A couple of weeks ago when it was released I reviewed President Obama’s Budget. I have been accused of being a pessimist about the estate tax. While it is true that during the campaign President Obama promised to create a permanent estate tax exemption of $3.5 million. But a lot has changed since then. As an estate planner I believe my first responsibility is to plan for what the law actually is and only than make reasonable assumptions as to what it may be in the future. For this reason I have been anxiously awaiting something in writing from the President to indicate that he plans follow through with his promise on the estate tax.
The budget says very little about the estate tax. There is one vague reference in footnote on one of tables and there is a line item for the Estate and Gift Tax in the projections for the current baseline and the proposed budget. I thought maybe I was missing something, so I waited to see if anyone else commented on it. Yesterday Peter Roff did, (read). My take is a little different than Mr. Roff’s. What I find curious is that the line items for the Estate and Gift Tax are exactly the same for the current baseline and the proposed budget. Why? I was expecting to see a line item on the proposed budget that shows a revenue increase (tax increase) for next year and a revenue decreases for the remaining years.
Essentially the cost of President Obama’s estate tax proposal is off budget! This is accomplished by assuming that H. R. 436, the Certain Estate Tax Relief Act of 2009 will be passed. (Here is a recent review of H. R. 436.) That bill is still in committee, and somehow congress will have to deal with the cost of it to get it passed. I have seen estimates that the cost (in terms of revenue) of maintaining a $3.5 million exemption over 10 years is up to $600 billion. During the campaign the Tax Policy Center estimated the cost of Obama’s plan to be about $310 billion through 2018. In January the Wall Street Journal reported that it would cost $324 billion.
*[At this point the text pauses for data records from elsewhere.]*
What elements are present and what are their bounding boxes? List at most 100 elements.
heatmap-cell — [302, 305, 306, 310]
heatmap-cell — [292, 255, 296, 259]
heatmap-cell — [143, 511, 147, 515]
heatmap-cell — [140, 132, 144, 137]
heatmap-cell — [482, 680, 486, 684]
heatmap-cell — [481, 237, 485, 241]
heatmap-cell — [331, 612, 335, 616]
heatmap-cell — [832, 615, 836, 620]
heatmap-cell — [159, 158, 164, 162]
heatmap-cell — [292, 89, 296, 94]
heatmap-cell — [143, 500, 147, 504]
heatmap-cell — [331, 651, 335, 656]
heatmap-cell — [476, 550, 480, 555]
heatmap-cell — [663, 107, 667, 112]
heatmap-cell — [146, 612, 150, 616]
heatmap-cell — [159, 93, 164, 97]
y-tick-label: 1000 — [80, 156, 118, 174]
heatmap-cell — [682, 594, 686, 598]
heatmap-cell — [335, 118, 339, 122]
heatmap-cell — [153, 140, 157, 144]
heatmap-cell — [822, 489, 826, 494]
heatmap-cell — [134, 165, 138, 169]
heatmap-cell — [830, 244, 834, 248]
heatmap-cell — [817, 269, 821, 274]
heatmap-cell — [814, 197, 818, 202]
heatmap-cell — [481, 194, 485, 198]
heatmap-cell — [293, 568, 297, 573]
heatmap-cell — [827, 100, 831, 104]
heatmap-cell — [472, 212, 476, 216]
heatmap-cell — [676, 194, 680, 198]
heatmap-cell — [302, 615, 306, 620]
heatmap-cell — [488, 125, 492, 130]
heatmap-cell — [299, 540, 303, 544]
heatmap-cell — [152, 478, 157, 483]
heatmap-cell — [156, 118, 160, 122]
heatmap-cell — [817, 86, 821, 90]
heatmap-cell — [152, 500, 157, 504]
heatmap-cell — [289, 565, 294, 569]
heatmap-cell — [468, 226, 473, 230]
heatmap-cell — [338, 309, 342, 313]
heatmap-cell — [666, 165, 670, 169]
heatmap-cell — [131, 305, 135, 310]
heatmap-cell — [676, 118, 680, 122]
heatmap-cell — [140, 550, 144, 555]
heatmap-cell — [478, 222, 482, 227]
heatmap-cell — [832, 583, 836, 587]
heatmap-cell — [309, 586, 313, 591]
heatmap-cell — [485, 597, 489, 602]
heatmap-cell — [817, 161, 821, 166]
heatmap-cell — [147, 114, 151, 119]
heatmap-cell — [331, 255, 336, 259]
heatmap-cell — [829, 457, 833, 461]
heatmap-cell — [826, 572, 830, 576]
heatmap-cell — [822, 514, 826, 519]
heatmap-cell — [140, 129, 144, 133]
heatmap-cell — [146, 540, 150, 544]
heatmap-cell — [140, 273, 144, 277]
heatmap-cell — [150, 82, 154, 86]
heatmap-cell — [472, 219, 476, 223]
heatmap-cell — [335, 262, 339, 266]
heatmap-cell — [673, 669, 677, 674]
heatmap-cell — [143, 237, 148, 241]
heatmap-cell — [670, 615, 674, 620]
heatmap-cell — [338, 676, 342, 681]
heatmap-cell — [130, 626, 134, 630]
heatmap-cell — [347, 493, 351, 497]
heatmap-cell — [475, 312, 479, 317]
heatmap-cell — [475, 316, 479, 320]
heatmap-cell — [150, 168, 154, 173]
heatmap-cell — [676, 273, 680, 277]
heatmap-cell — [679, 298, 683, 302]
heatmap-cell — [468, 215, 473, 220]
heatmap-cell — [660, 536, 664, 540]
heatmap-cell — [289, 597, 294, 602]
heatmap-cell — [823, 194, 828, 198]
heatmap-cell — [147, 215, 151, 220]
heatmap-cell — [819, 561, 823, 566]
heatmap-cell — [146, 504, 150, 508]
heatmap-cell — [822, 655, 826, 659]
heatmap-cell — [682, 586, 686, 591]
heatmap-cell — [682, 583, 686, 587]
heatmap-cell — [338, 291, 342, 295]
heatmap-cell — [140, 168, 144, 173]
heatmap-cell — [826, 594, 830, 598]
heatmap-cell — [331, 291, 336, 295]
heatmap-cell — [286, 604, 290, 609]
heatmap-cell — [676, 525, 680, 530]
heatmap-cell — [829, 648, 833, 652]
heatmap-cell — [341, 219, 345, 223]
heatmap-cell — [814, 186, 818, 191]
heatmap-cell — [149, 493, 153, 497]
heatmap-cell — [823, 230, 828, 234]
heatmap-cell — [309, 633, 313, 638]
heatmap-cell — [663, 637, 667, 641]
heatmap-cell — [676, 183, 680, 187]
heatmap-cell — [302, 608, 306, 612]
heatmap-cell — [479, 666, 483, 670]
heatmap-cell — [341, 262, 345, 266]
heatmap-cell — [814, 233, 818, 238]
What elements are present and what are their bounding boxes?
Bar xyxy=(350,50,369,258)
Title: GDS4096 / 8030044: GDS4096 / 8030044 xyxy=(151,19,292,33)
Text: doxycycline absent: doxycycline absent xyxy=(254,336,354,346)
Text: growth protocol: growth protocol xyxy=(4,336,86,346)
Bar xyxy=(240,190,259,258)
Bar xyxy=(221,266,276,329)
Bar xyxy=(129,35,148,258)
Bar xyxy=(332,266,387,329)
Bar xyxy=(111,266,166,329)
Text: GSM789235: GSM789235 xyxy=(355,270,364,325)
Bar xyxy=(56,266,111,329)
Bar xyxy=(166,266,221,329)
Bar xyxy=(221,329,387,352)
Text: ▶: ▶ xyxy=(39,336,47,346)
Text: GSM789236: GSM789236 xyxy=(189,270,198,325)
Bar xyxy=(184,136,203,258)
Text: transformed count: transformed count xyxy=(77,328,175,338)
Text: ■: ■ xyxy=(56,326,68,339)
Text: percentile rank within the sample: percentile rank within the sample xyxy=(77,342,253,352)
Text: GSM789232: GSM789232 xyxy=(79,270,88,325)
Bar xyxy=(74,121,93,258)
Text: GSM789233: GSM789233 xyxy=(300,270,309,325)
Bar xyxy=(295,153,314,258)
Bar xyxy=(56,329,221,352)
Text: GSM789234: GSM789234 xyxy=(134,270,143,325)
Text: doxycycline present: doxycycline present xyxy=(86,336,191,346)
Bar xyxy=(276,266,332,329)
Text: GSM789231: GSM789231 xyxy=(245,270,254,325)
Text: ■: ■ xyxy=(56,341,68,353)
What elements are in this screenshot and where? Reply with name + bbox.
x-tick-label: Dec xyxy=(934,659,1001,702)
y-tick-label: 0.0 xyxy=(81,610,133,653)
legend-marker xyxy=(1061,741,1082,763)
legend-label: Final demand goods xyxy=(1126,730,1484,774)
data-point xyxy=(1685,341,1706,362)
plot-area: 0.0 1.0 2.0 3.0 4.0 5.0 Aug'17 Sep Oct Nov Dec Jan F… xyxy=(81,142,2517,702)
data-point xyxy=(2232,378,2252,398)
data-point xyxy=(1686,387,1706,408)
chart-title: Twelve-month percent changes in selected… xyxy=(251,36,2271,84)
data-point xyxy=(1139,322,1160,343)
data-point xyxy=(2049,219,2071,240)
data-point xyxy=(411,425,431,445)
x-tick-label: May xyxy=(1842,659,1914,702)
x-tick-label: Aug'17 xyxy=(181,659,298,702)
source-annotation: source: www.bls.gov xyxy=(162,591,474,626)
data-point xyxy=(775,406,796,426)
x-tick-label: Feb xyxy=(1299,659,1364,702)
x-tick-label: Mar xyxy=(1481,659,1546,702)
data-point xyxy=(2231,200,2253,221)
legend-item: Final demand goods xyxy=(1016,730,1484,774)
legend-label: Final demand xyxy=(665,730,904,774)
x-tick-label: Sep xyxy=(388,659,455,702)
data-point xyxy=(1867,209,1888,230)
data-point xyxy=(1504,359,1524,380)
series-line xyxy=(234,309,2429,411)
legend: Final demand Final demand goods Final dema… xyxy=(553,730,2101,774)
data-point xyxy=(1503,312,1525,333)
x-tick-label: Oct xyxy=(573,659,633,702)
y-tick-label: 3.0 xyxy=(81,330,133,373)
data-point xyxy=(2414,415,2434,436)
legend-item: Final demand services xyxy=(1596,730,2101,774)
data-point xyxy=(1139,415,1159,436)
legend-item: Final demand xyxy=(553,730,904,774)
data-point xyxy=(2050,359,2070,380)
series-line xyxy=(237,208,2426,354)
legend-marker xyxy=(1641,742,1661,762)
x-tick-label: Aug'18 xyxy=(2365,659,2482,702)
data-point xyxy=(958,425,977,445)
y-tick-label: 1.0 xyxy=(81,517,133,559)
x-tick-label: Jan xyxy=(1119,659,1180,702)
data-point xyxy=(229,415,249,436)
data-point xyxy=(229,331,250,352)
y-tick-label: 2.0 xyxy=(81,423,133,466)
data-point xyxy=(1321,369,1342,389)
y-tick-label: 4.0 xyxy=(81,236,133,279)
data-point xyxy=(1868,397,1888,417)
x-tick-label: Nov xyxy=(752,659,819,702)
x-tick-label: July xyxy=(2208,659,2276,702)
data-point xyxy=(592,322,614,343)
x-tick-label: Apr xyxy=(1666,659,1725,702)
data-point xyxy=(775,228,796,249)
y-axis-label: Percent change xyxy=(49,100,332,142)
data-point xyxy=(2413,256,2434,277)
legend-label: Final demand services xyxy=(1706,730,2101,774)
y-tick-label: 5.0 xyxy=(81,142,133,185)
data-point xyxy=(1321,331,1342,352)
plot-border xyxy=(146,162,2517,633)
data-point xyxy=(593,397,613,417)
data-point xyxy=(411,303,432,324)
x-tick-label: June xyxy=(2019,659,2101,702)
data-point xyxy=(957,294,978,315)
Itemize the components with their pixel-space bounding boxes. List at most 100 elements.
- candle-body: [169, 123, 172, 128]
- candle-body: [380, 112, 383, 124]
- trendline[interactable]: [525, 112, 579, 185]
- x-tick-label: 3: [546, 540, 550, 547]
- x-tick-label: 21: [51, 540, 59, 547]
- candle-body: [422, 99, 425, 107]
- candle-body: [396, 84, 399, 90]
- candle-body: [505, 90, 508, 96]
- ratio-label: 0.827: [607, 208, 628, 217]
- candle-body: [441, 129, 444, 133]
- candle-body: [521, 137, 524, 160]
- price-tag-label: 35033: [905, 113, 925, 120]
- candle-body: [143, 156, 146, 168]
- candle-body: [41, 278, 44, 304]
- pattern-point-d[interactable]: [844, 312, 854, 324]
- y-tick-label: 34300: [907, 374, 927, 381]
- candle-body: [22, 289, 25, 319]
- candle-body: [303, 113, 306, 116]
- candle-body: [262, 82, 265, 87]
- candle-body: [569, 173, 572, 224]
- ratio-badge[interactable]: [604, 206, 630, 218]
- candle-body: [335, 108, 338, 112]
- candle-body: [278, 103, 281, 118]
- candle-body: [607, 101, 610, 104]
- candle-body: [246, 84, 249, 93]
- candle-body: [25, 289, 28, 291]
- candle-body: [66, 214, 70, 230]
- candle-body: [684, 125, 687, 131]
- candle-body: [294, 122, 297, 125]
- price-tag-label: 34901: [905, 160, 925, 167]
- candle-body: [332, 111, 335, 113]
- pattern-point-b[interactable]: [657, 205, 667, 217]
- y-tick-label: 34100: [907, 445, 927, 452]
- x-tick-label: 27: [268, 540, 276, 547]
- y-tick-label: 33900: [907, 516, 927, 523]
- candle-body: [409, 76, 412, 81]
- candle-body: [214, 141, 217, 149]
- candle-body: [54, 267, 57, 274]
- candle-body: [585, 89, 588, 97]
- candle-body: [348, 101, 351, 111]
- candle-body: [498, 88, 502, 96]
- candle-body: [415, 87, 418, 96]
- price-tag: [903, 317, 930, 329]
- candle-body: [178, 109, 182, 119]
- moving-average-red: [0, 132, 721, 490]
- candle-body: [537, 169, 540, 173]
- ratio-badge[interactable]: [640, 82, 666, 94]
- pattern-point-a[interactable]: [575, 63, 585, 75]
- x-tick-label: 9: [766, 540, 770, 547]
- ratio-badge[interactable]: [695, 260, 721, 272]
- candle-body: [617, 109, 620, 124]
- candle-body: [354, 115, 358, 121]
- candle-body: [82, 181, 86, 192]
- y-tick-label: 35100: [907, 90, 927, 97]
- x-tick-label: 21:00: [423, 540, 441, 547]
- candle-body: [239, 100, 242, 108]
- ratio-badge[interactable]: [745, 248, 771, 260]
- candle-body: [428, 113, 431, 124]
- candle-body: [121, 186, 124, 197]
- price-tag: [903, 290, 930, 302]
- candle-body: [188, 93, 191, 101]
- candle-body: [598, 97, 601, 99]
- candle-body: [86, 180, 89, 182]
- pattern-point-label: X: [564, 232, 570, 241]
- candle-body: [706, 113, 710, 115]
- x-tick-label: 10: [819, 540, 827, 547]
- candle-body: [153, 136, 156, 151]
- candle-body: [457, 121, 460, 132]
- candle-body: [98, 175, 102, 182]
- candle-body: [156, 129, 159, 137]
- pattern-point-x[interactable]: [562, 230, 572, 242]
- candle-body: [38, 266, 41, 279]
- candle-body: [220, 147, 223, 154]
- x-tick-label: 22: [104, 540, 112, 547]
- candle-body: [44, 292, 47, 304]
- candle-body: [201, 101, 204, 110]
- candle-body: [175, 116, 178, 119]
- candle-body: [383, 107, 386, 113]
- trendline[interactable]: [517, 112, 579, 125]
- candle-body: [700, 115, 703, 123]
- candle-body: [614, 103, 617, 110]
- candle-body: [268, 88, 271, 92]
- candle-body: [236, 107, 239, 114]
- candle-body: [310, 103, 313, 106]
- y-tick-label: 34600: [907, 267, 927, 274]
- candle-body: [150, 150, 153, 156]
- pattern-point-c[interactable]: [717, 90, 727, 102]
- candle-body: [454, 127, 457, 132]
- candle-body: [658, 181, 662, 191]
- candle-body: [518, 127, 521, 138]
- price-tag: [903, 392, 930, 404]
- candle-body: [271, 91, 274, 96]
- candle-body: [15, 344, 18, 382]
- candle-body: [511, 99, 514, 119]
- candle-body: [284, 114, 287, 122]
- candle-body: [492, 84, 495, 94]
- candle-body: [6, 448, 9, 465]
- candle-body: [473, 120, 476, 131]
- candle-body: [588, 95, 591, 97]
Why was it done this way? I don’t know. This could just be common practice or it could be a way to make it easier for the budget bill or the estate tax bill to get passed. Being the pessimist again, I could say this is a way to kill the estate tax bill. The President has done enough to say that he is meeting his campaign promise on the estate tax; however, it is not the same level of support it would have if it was included in the budget. It is almost as if the cost and tax policy debate of the estate tax promise is being hidden. If the estate tax bill is to make it out of committee let alone be signed into law, it will need to stand on its own.